A great deal has been written on the topic of informed consent [29]. Nevertheless, establishing effective methods for obtaining and documenting informed consent is a major challenge. Development of an adequate consent form in the developed country is difficult but seems easy when compared with the tasks of (1) ensuring an accurate translation of the nuances of meaning into another language and (2) ensuring that the process allows effective conveyance of that meaning in a noncoercive manner in another cultural setting. This is another area where collaboration with an experienced social scientist familiar with research in the developing country may be useful. It is also an area in which one would expect the local ethical review committee to provide considerable assistance.

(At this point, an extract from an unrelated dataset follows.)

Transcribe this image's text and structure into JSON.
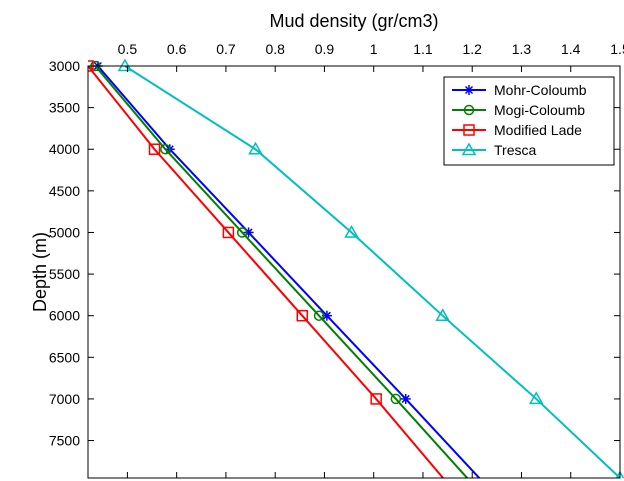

The most difficult and controversial ethical issues recently raised regarding the conduct of clinical trials in developing countries have concerned the roles and responsibilities of researchers to work with vaccine manufacturers, international and national health organizations, and economic development agencies to ensure that interventions shown to be safe and effective are appropriately available to the study population and other relevant populations after the trial ends [30]. These issues have not traditionally been of great concern to researchers, and, until recently, even the most enlightened researcher would have responded that as long as there was a reasonable likelihood that the intervention might be implemented sometime in the future in the country where the study was being done, there was no ethical concern. However, although I would argue strongly that researchers are not responsible for obtaining resources to implement any intervention they show to be safe and effective in a developing country, I do believe our ethical duty goes beyond what we may have conceived it to be in the past.

First, I believe scientists have a responsibility to think about how their work might fit into the health care system of the country where the study is taking place and about the long-term implications of their studies. In other words, we do have an obligation to consider who has a realistic probability of reaping the benefits of the research and when. If the participants in the trial or persons like them are not likely to benefit or if the benefits are clearly unlikely to be experienced within this generation or sooner, then the ethical justification for including those people in the trial should be seriously questioned.

Furthermore, although science and advocacy should be mixed with care [31], I believe we should enter into trials, especially those in developing countries, with the intention of advocating and supporting interventions we show to be safe and effective. In some cases, before beginning a trial, it may be possible to seriously discuss these issues with vaccine manufacturers, international and national health organizations, and economic development agencies. Although these discussions may not yield “up front” solid commitments of financial support, they could help the researcher better understand what data and information these organizations would need to make such commitments in the future, and the researcher could possibly obtain such information during the course of the trial.

In summary, the development of a more reliably effective vaccine against tuberculosis is critical to the global control of the disease. As new vaccine candidates become available for testing in human populations, the ethical issues associated with such testing are important to discuss and resolve. The specific ethical issues to be addressed are intimately related to the scientific questions being asked, the populations being studied, and other epidemiological issues. Although the ethical issues are complex and controversial, beginning the discussion of these issues now should enable us to successfully address them and move forward with the study of new tuberculosis vaccines. International organizations such as the Council for International Organizations of Medical Science and the World Health Organization should take the lead in ensuring that the dialogue continues until the issues are resolved.